FIG. 1 is a schematic view for explaining a conventional laser cladding method.

FIG. 2 is a schematic view for explaining a conventional method of forming a valve seat of an engine by laser overlaying.

FIG. 3 is a perspective view of a cylinder head port portion when a valve seat is formed by using the laser cladding method according to the present invention.

FIG. 4 is a partial perspective view of a powder supply device forming a part of the laser cladding device according to the present invention.

FIG. 5 is a perspective view showing another embodiment of the powder supply nozzle which is a part of the laser cladding apparatus according to the present invention.
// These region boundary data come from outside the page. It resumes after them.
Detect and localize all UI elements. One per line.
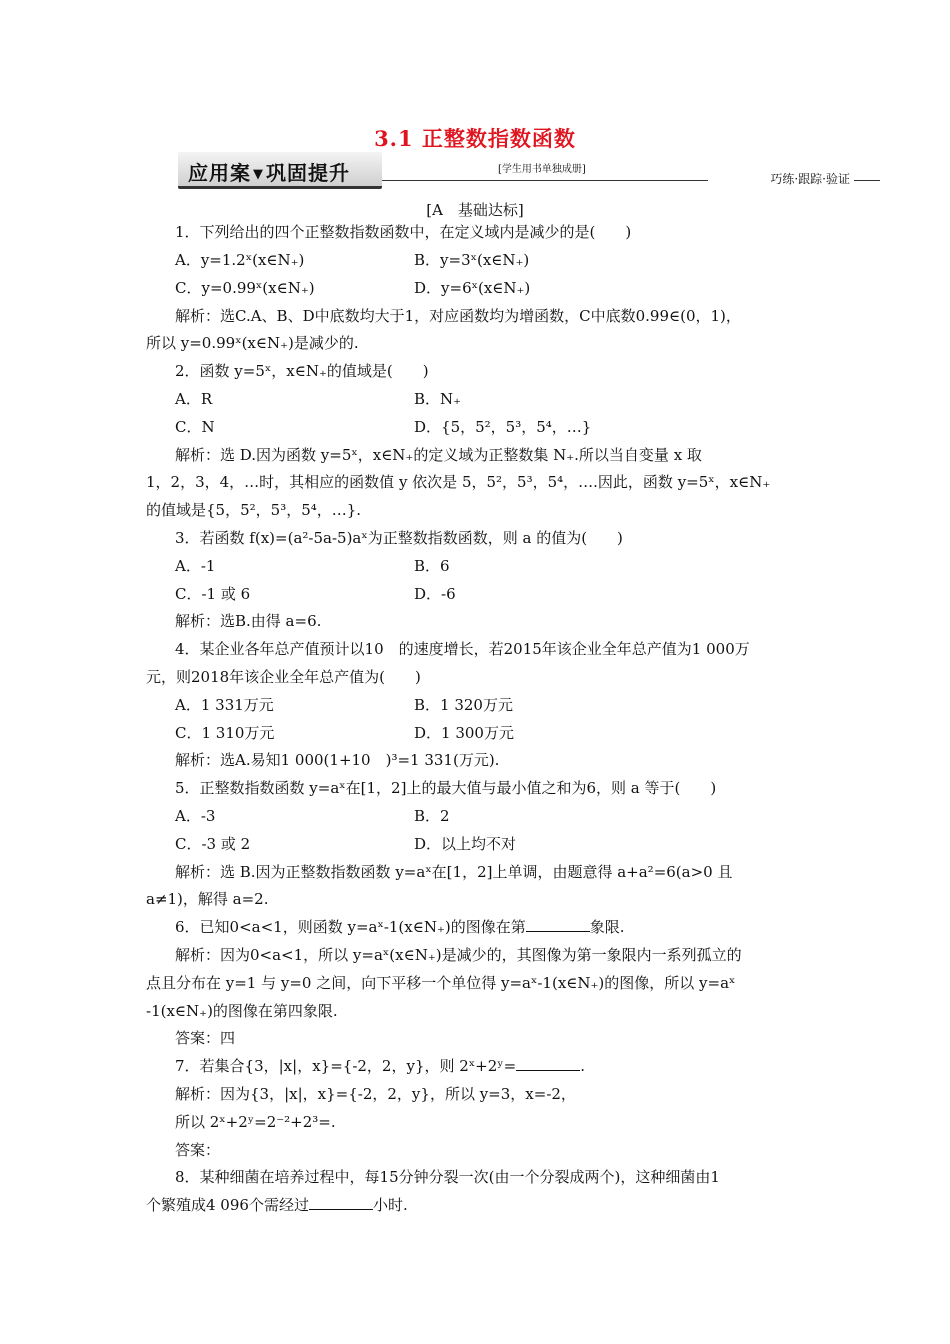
question-4-cont: 元，则2018年该企业全年总产值为( ) — [146, 668, 421, 686]
question-3: 3．若函数 f(x)=(a²-5a-5)aˣ为正整数指数函数，则 a 的值为( ) — [175, 529, 623, 547]
banner-tail-line — [854, 180, 880, 181]
question-1-solution-cont: 所以 y=0.99ˣ(x∈N₊)是减少的. — [146, 334, 359, 352]
question-3-option-d: D．-6 — [414, 585, 456, 603]
question-1-solution: 解析：选C.A、B、D中底数均大于1，对应函数均为增函数，C中底数0.99∈(0，1)， — [175, 307, 741, 325]
question-6-text: 6．已知0<a<1，则函数 y=aˣ-1(x∈N₊)的图像在第 — [175, 918, 526, 936]
question-2-solution-cont: 1，2，3，4，…时，其相应的函数值 y 依次是 5，5²，5³，5⁴，….因此，函数 y=5ˣ，x∈N₊ — [146, 473, 771, 491]
banner-divider — [382, 180, 708, 181]
question-6-solution-cont: 点且分布在 y=1 与 y=0 之间，向下平移一个单位得 y=aˣ-1(x∈N₊)的图像，所以 y=aˣ — [146, 974, 736, 992]
answer-blank — [309, 1195, 373, 1210]
banner-heading — [188, 157, 350, 186]
question-7-solution: 解析：因为{3，|x|，x}={-2，2，y}，所以 y=3，x=-2， — [175, 1085, 576, 1103]
question-5-option-d: D．以上均不对 — [414, 835, 517, 853]
question-5-solution: 解析：选 B.因为正整数指数函数 y=aˣ在[1，2]上单调，由题意得 a+a²=6(a>0 且 — [175, 863, 733, 881]
banner-right-text: 巩固提升 — [266, 161, 350, 185]
question-6-text-end: 象限. — [589, 918, 625, 936]
question-2-option-a: A．R — [175, 390, 213, 408]
banner-note: [学生用书单独成册] — [498, 164, 586, 175]
question-4-option-d: D．1 300万元 — [414, 724, 514, 742]
question-8: 8．某种细菌在培养过程中，每15分钟分裂一次(由一个分裂成两个)，这种细菌由1 — [175, 1168, 720, 1186]
section-heading: [A 基础达标] — [426, 201, 524, 219]
question-2-option-c: C．N — [175, 418, 215, 436]
question-2: 2．函数 y=5ˣ，x∈N₊的值域是( ) — [175, 362, 429, 380]
answer-blank — [526, 917, 590, 932]
question-7-text: 7．若集合{3，|x|，x}={-2，2，y}，则 2ˣ+2ʸ= — [175, 1057, 517, 1075]
answer-blank — [516, 1056, 580, 1071]
question-6-solution-cont-2: -1(x∈N₊)的图像在第四象限. — [146, 1002, 338, 1020]
question-7-text-end: . — [580, 1057, 585, 1075]
question-5-option-a: A．-3 — [175, 807, 216, 825]
banner-tagline: 巧练·跟踪·验证 — [770, 172, 850, 186]
question-4-option-b: B．1 320万元 — [414, 696, 513, 714]
question-2-option-b: B．N₊ — [414, 390, 462, 408]
banner-box — [178, 152, 382, 189]
question-2-solution-cont-2: 的值域是{5，5²，5³，5⁴，…}. — [146, 501, 362, 519]
question-5-option-c: C．-3 或 2 — [175, 835, 251, 853]
question-6 — [175, 916, 625, 938]
question-1-option-d: D．y=6ˣ(x∈N₊) — [414, 279, 531, 297]
question-6-answer: 答案：四 — [175, 1029, 236, 1047]
question-8-text-end: 小时. — [372, 1196, 408, 1214]
question-1: 1．下列给出的四个正整数指数函数中，在定义域内是减少的是( ) — [175, 223, 632, 241]
question-7 — [175, 1055, 585, 1077]
question-5-solution-cont: a≠1)，解得 a=2. — [146, 890, 269, 908]
question-7-solution-cont: 所以 2ˣ+2ʸ=2⁻²+2³=. — [175, 1113, 336, 1131]
question-7-answer: 答案： — [175, 1141, 221, 1159]
question-2-solution: 解析：选 D.因为函数 y=5ˣ，x∈N₊的定义域为正整数集 N₊.所以当自变量 x 取 — [175, 446, 702, 464]
question-3-option-b: B．6 — [414, 557, 450, 575]
question-6-solution: 解析：因为0<a<1，所以 y=aˣ(x∈N₊)是减少的，其图像为第一象限内一系列孤立的 — [175, 946, 742, 964]
question-8-text: 个繁殖成4 096个需经过 — [146, 1196, 309, 1214]
question-5-option-b: B．2 — [414, 807, 450, 825]
section-banner — [178, 150, 858, 192]
question-1-option-c: C．y=0.99ˣ(x∈N₊) — [175, 279, 315, 297]
question-3-solution: 解析：选B.由得 a=6. — [175, 612, 322, 630]
question-3-option-c: C．-1 或 6 — [175, 585, 251, 603]
question-8-cont — [146, 1194, 408, 1216]
question-4-option-a: A．1 331万元 — [175, 696, 274, 714]
page-title: 3.1 正整数指数函数 — [374, 126, 576, 151]
question-1-option-a: A．y=1.2ˣ(x∈N₊) — [175, 251, 305, 269]
question-5: 5．正整数指数函数 y=aˣ在[1，2]上的最大值与最小值之和为6，则 a 等于( ) — [175, 779, 717, 797]
question-1-option-b: B．y=3ˣ(x∈N₊) — [414, 251, 530, 269]
question-4-option-c: C．1 310万元 — [175, 724, 275, 742]
question-4-solution: 解析：选A.易知1 000(1+10 )³=1 331(万元). — [175, 751, 500, 769]
triangle-down-icon: ▼ — [253, 167, 264, 182]
question-3-option-a: A．-1 — [175, 557, 216, 575]
question-2-option-d: D．{5，5²，5³，5⁴，…} — [414, 418, 592, 436]
banner-left-text: 应用案 — [188, 161, 251, 185]
question-4: 4．某企业各年总产值预计以10 的速度增长，若2015年该企业全年总产值为1 000万 — [175, 640, 750, 658]
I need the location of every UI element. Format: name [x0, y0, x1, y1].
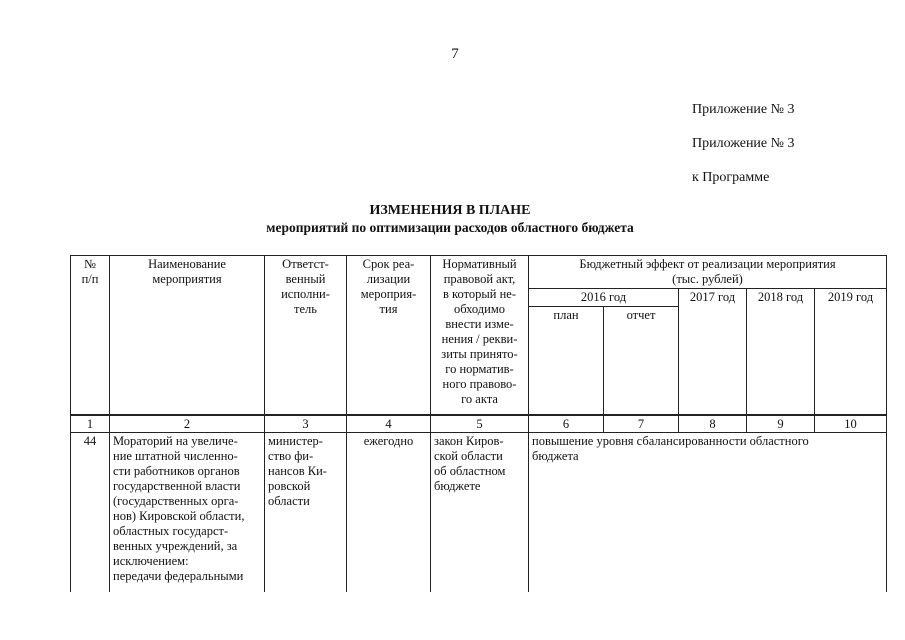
header-year-2016: 2016 год: [529, 289, 679, 307]
header-plan: план: [529, 307, 604, 415]
column-number: 9: [747, 415, 815, 433]
row-number: 44: [71, 432, 110, 592]
column-number: 5: [431, 415, 529, 433]
document-subtitle: мероприятий по оптимизации расходов областного бюджета: [266, 220, 634, 235]
column-number: 6: [529, 415, 604, 433]
header-year-2019: 2019 год: [815, 289, 887, 415]
header-executor: Ответст- венный исполни- тель: [265, 256, 347, 415]
table-row: [71, 432, 887, 592]
measure-executor: министер- ство фи- нансов Ки- ровской области: [265, 432, 347, 592]
header-report: отчет: [604, 307, 679, 415]
measures-table: [70, 255, 887, 592]
column-number: 4: [347, 415, 431, 433]
measure-budget-effect: повышение уровня сбалансированности областного бюджета: [529, 432, 887, 592]
header-measure-name: Наименование мероприятия: [110, 256, 265, 415]
appendix-label: Приложение № 3: [692, 102, 795, 117]
header-budget-effect: Бюджетный эффект от реализации мероприятия (тыс. рублей): [529, 256, 887, 289]
column-number: 7: [604, 415, 679, 433]
header-legal-act: Нормативный правовой акт, в который не- обходимо внести изме- нения / рекви- зиты принято- го норматив- ного правово- го акта: [431, 256, 529, 415]
column-number: 3: [265, 415, 347, 433]
measure-term: ежегодно: [347, 432, 431, 592]
header-term: Срок реа- лизации мероприя- тия: [347, 256, 431, 415]
column-number: 1: [71, 415, 110, 433]
column-number: 2: [110, 415, 265, 433]
column-number: 8: [679, 415, 747, 433]
header-year-2018: 2018 год: [747, 289, 815, 415]
header-year-2017: 2017 год: [679, 289, 747, 415]
document-title: ИЗМЕНЕНИЯ В ПЛАНЕ: [369, 203, 531, 218]
program-label: к Программе: [692, 170, 770, 185]
measure-name: Мораторий на увеличе- ние штатной численно- сти работников органов государственной власти (государственных орга- нов) Кировской области, областных государст- венных учреждений, за исключением: передачи федеральными: [110, 432, 265, 592]
header-number: № п/п: [71, 256, 110, 415]
column-number: 10: [815, 415, 887, 433]
appendix-label: Приложение № 3: [692, 136, 795, 151]
measure-legal-act: закон Киров- ской области об областном бюджете: [431, 432, 529, 592]
page-number: 7: [451, 46, 459, 62]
FIG. 6 is a diagram for explaining an apparent power density distribution of a laser beam according to the present invention, wherein FIG. 6 (a) shows an acrylic melt shape when an acrylic resin is irradiated with a laser beam; (B) shows the penetration depth with respect to the apparent beam width.
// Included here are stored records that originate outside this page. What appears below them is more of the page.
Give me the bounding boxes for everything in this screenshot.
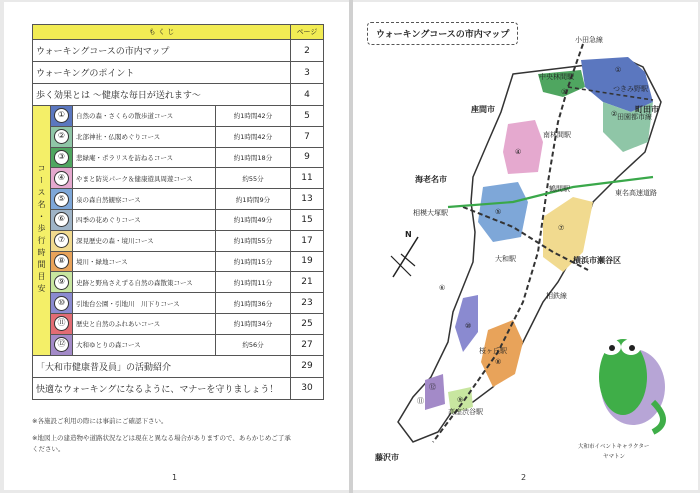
- label-odakyu-line: 小田急線: [575, 36, 603, 44]
- course-page: 11: [291, 168, 324, 189]
- course-name: 自然の森・さくらの散歩道コース: [73, 106, 216, 127]
- course-row[interactable]: [33, 230, 324, 251]
- city-map: [353, 2, 698, 490]
- course-number: ⑧: [54, 254, 69, 269]
- label-machida-city: 町田市: [635, 105, 659, 114]
- course-time: 約1時間11分: [216, 272, 291, 293]
- course-number: ①: [54, 108, 69, 123]
- toc-row-title: ウォーキングコースの市内マップ: [33, 40, 291, 62]
- course-side-label: コース名・歩行時間目安: [33, 106, 51, 356]
- course-row[interactable]: [33, 189, 324, 210]
- note-facilities: ※各施設ご利用の際には事前にご確認下さい。: [32, 417, 168, 425]
- contents-table: [32, 24, 324, 400]
- course-time: 約1時間36分: [216, 293, 291, 314]
- course-row[interactable]: [33, 251, 324, 272]
- label-yamato-station: 大和駅: [495, 255, 516, 263]
- label-sotetsu-line: 相鉄線: [546, 292, 567, 300]
- label-kozashibuya-station: 高座渋谷駅: [448, 408, 483, 416]
- label-minamirinkan-station: 南林間駅: [543, 131, 571, 139]
- map-marker: ④: [515, 148, 522, 156]
- contents-header: [33, 25, 324, 40]
- course-number-cell: [51, 147, 73, 168]
- course-number-cell: [51, 230, 73, 251]
- map-marker: ⑧: [495, 358, 502, 366]
- course-time: 約1時間42分: [216, 106, 291, 127]
- label-chuorinkan-station: 中央林間駅: [539, 73, 574, 81]
- toc-row-title: ウォーキングのポイント: [33, 62, 291, 84]
- toc-row-page: 2: [291, 40, 324, 62]
- course-number-cell: [51, 168, 73, 189]
- mascot-icon: [599, 339, 665, 432]
- course-name: やまと防災パーク＆健康遊具周遊コース: [73, 168, 216, 189]
- label-tsuruma-station: 鶴間駅: [549, 185, 570, 193]
- toc-row[interactable]: [33, 40, 324, 62]
- course-number: ⑩: [54, 296, 69, 311]
- page-column-header: ページ: [291, 25, 324, 40]
- label-sagami-otsuka-station: 相模大塚駅: [413, 209, 448, 217]
- course-page: 25: [291, 313, 324, 334]
- course-page: 21: [291, 272, 324, 293]
- toc-row-page: 29: [291, 355, 324, 377]
- course-number-cell: [51, 334, 73, 355]
- note-map-disclaimer-cont: ください。: [32, 445, 65, 453]
- toc-row-title: 快適なウォーキングになるように、マナーを守りましょう！: [33, 377, 291, 399]
- mascot-caption: 大和市イベントキャラクター: [578, 444, 650, 450]
- label-sakuragaoka-station: 桜ヶ丘駅: [479, 347, 507, 355]
- toc-row[interactable]: [33, 377, 324, 399]
- course-time: 約1時間42分: [216, 126, 291, 147]
- course-number-cell: [51, 106, 73, 127]
- map-marker: ①: [615, 66, 622, 74]
- map-marker: ②: [611, 110, 618, 118]
- course-time: 約1時間49分: [216, 209, 291, 230]
- label-tomei-expressway: 東名高速道路: [615, 189, 657, 197]
- course-area-12: [425, 374, 445, 410]
- label-yokohama-seya: 横浜市瀬谷区: [573, 256, 621, 265]
- course-number: ③: [54, 150, 69, 165]
- compass-north-label: N: [405, 230, 412, 239]
- toc-row-title: 「大和市健康普及員」の活動紹介: [33, 355, 291, 377]
- map-marker: ⑨: [457, 396, 464, 404]
- course-page: 17: [291, 230, 324, 251]
- course-area-4: [503, 120, 543, 174]
- map-marker: ⑩: [465, 322, 472, 330]
- course-number-cell: [51, 272, 73, 293]
- course-number-cell: [51, 313, 73, 334]
- course-number-cell: [51, 189, 73, 210]
- course-row[interactable]: [33, 313, 324, 334]
- course-name: 泉の森自然観察コース: [73, 189, 216, 210]
- toc-row-title: 歩く効果とは ～健康な毎日が送れます～: [33, 84, 291, 106]
- page-number-left: 1: [172, 473, 178, 482]
- course-name: 引地台公園・引地川 川下りコース: [73, 293, 216, 314]
- course-name: 北部神社・仏閣めぐりコース: [73, 126, 216, 147]
- course-row[interactable]: [33, 168, 324, 189]
- course-row[interactable]: [33, 209, 324, 230]
- label-zama-city: 座間市: [471, 105, 495, 114]
- course-name: 大和ゆとりの森コース: [73, 334, 216, 355]
- course-page: 23: [291, 293, 324, 314]
- course-page: 7: [291, 126, 324, 147]
- course-time: 約56分: [216, 334, 291, 355]
- course-time: 約1時間55分: [216, 230, 291, 251]
- label-tsukimino-station: つきみ野駅: [613, 85, 648, 93]
- course-number: ⑤: [54, 192, 69, 207]
- course-time: 約1時間9分: [216, 189, 291, 210]
- map-marker: ⑪: [417, 397, 424, 405]
- toc-row-page: 4: [291, 84, 324, 106]
- course-name: 史跡と野鳥さえずる自然の森散策コース: [73, 272, 216, 293]
- label-fujisawa-city: 藤沢市: [375, 453, 399, 462]
- map-marker: ⑥: [439, 284, 446, 292]
- course-number-cell: [51, 293, 73, 314]
- toc-row-page: 3: [291, 62, 324, 84]
- course-time: 約1時間34分: [216, 313, 291, 334]
- course-row[interactable]: [33, 334, 324, 355]
- map-marker: ③: [561, 88, 568, 96]
- course-number-cell: [51, 126, 73, 147]
- course-number: ⑨: [54, 275, 69, 290]
- mascot-name: ヤマトン: [603, 454, 626, 460]
- course-time: 約1時間15分: [216, 251, 291, 272]
- course-page: 27: [291, 334, 324, 355]
- course-name: 悲緑庵・ポラリスを訪ねるコース: [73, 147, 216, 168]
- toc-row[interactable]: [33, 62, 324, 84]
- map-marker: ⑤: [495, 208, 502, 216]
- course-page: 15: [291, 209, 324, 230]
- course-row[interactable]: [33, 293, 324, 314]
- course-number: ⑦: [54, 233, 69, 248]
- toc-row-page: 30: [291, 377, 324, 399]
- course-time: 約55分: [216, 168, 291, 189]
- label-ebina-city: 海老名市: [415, 175, 447, 184]
- course-row[interactable]: [33, 272, 324, 293]
- map-page: [353, 2, 698, 490]
- toc-row[interactable]: [33, 84, 324, 106]
- course-name: 四季の花めぐりコース: [73, 209, 216, 230]
- course-number-cell: [51, 209, 73, 230]
- label-denentoshi-line: 田園都市線: [617, 113, 652, 121]
- course-name: 境川・緑地コース: [73, 251, 216, 272]
- course-number: ④: [54, 171, 69, 186]
- course-number-cell: [51, 251, 73, 272]
- contents-title: も く じ: [33, 25, 291, 40]
- course-name: 歴史と自然のふれあいコース: [73, 313, 216, 334]
- course-row[interactable]: [33, 106, 324, 127]
- course-page: 9: [291, 147, 324, 168]
- toc-row[interactable]: [33, 355, 324, 377]
- course-number: ⑪: [54, 316, 69, 331]
- contents-page: [4, 2, 349, 490]
- course-number: ⑥: [54, 212, 69, 227]
- course-number: ②: [54, 129, 69, 144]
- course-page: 5: [291, 106, 324, 127]
- map-marker: ⑦: [558, 224, 565, 232]
- course-row[interactable]: [33, 147, 324, 168]
- course-row[interactable]: [33, 126, 324, 147]
- course-number: ⑫: [54, 337, 69, 352]
- compass-icon: [391, 237, 418, 277]
- course-name: 深見歴史の森・境川コース: [73, 230, 216, 251]
- course-page: 13: [291, 189, 324, 210]
- course-page: 19: [291, 251, 324, 272]
- note-map-disclaimer: ※地図上の建造物や道路状況などは現在と異なる場合がありますので、あらかじめご了承: [32, 434, 291, 442]
- page-number-right: 2: [521, 473, 527, 482]
- course-time: 約1時間18分: [216, 147, 291, 168]
- map-title: ウォーキングコースの市内マップ: [367, 22, 518, 45]
- map-marker: ⑫: [429, 383, 436, 391]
FIG. 7 is a schematic perspective view for explaining a method for measuring a density distribution of a supplied powder according to the present invention.

8 (a) is a diagram showing the deposition height in the width direction of the supplied powder obtained by the measurement method shown in FIG. 7,
(B) is a diagram showing the deposition height in the width direction of the supplied powder when a conventional nozzle is used.

FIG. 9 is a diagram showing the build-up height when a cylinder head of an engine is built using the laser build-up method and apparatus according to the present invention.

[Explanation of symbols]

 DESCRIPTION OF SYMBOLS 1 Cylinder head 1a Cylinder head port part 1b Valve seat part for an intake valve 1c Valve seat part for an exhaust valve 1d Spark plug hole 2 Overlaid area 3 Overlay powder 4 Laser beam 5 Overlay section 9 Powder supply device 10, 11 supply Nozzles 10a, 10b Supply ports 12, 13 Nozzle holders 14 Main body 14a, 14b Guide grooves 20, 21 Supply nozzles 30 Acrylic resin 32 Smooth plate

Claims (7)

[Claims] 1. A cladding material is supplied to a cladding region of a base material, and the supplied cladding material is irradiated with a laser beam while oscillating in a width direction perpendicular to the cladding direction. A laser cladding method for simultaneously forming a cladding portion by melting a part of the cladding material and the cladding material, wherein a peak position of an apparent power density distribution in the cladding region of the laser beam and the cladding region. A laser cladding method comprising: setting a peak position of a supply density distribution in a width direction perpendicular to a cladding direction of a cladding material to be supplied to a corresponding position. 2. The laser beam overlay method according to claim 1, wherein the profile of the apparent power density distribution and the profile of the supply density distribution of the overlay material are set to have substantially the same shape. 3. The laser cladding method according to claim 1, wherein the cladding material is supplied to the cladding region through at least two passages at the supply outlet. . 4. The laser beam thickness according to claim 3, wherein a center position of each of the exits of the two passages coincides with a center position of each of the spots at both ends in the oscillating direction of the laser beam. Serving method. 5. A supply means for supplying a build-up material to a build-up area of a base material, and irradiating the supplied build-up material with a laser beam oscillating in a width direction perpendicular to the build-up direction. A laser beam irradiating means, and a laser cladding apparatus for forming a cladding part by simultaneously melting a part of the base material and the cladding material, wherein the supplying means is divided into at least two at its supply outlet. A laser cladding device comprising a supply nozzle forming two passages. 6. The laser cladding apparatus according to claim 5, wherein the supply nozzle includes two nozzles arranged in a width direction perpendicular to the cladding direction. 7. The laser cladding apparatus according to claim 6, further comprising adjusting means for adjusting a center-to-center distance at outlets of the two nozzles.